In settling the matter, the Settling Parties agreed to significant undertakings that include a distribution to investors of $2,269,098, representing the management fees plus interest paid by investors in the Fund during the relevant time period. The Settling Parties also agreed to retain an independent consultant to conduct a review of its valuation procedures, recommend additional policies and procedures, and submit to the SEC periodic reports on the status of the Settling Parties’ implementation of the consultant’s recommendations.

KEY TAKEAWAYS AND LESSONS LEARNED

The recent settled action is another example of the SEC’s continued prioritization of asset valuation issues in its enforcement investigations, a priority that the agency highlighted at the end of last year with a trio of cases (none of which involved private equity funds) concerning the valuation of illiquid securities.4 Bruce Karpati, Chief of the SEC Enforcement Division’s Asset Management Unit, gave a speech earlier this year highlighting his view that the same types of valuation issues could arise in connection with private equity funds.5 While this recent action involved a fund of private equity funds (and not a private equity fund making direct investments in portfolio companies), it provides another example of the SEC’s focus on valuation, particularly in connection with fund marketing. The SEC’s consistent position has been that “interim valuations do matter” and fund managers should expect that the agency will scrutinize instances where a fund manager may have exaggerated the quality or performance of the holdings that it manages when marketing a new fund to potential investors.6

Mr. Karpati’s remarks and recent SEC settlements provide some useful lessons for private equity fund managers:

  • Private equity fund managers should heed Mr. Karpati’s warning that “it is not unreasonable to think that the number of cases involving private equity will increase.”

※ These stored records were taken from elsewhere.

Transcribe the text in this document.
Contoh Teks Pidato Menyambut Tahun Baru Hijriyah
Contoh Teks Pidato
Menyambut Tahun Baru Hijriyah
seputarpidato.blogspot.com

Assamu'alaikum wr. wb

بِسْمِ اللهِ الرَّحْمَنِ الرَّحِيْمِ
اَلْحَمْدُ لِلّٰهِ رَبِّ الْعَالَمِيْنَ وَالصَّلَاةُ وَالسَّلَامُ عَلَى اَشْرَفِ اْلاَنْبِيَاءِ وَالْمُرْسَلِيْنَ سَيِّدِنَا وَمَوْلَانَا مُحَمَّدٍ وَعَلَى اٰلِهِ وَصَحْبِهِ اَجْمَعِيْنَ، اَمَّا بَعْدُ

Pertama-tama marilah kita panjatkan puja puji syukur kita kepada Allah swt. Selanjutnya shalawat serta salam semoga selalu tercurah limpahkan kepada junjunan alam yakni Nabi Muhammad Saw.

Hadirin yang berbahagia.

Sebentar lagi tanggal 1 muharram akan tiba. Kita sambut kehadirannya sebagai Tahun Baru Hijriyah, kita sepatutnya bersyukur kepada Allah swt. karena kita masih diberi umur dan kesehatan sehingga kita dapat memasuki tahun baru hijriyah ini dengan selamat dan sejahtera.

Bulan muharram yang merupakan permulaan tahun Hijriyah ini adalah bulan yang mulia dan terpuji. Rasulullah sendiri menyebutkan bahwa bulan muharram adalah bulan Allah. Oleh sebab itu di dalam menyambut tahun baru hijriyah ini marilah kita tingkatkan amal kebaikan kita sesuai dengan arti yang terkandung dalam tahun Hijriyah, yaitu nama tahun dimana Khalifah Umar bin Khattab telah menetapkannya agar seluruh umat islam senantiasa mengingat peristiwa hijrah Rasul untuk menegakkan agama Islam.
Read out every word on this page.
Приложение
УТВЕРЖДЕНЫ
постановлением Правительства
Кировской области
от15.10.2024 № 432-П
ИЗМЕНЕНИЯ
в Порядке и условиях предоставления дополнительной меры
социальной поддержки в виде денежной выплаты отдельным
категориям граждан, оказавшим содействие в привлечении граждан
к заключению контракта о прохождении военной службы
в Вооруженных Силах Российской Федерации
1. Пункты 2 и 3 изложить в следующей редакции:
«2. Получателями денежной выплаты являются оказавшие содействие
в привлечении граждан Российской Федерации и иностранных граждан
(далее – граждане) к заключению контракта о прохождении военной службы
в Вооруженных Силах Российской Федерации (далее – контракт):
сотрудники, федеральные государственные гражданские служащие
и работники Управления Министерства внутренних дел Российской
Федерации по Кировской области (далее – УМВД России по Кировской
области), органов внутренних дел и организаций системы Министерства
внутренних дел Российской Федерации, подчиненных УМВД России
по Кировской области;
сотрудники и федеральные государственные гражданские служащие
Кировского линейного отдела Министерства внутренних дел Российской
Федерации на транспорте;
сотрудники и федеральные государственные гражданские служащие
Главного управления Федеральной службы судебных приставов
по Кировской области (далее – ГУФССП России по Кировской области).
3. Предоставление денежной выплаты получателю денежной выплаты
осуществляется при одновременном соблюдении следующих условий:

Private Fund Managers should proactive in assessing whether their compliance policies and procedures are appropriately robust – especially in areas that the SEC has identified as enforcement priorities. Private equity fund managers should also assess whether their compliance policies and procedures are tailored to the particular risks of their business and should monitor and test whether, in fact, those policies and procedures are being followed.

  • As we have discussed in previous client alerts, private equity fund managers should also expect that the SEC’s National Exam Program (“NEP”) will closely review a private equity firm’s valuation policies and procedures for valuing the holdings of the funds that it manages.

The NEP has identified performance marketing as an examination priority for investment advisers in 2013.7 The SEC staff likely will evaluate whether a firm followed its policies and procedures and used the assumptions and methodologies it had told investors it would use when valuing fund portfolio investments. The staff can be expected to examine performance (track record) presentations in private placement memoranda, flip books and other marketing materials, and other valuation and performance discussions (such as quarterly and other reports to fund investors).

  • To provide greater assurance of a successful exam and to prevent potential enforcement issues, private equity fund managers should revisit their compliance and monitoring policies to determine if they contain any “gaps” or fail to address risks of non-compliance by firm employees.

In this regard, the recent settlement provides a cautionary tale: although accurate performance numbers were included in the marketing materials initially reviewed and approved by the Settling Parties’ compliance department, the flaw in the Settling Parties’ compliance policies was their failure to require a review of underlying portfolio manager valuations.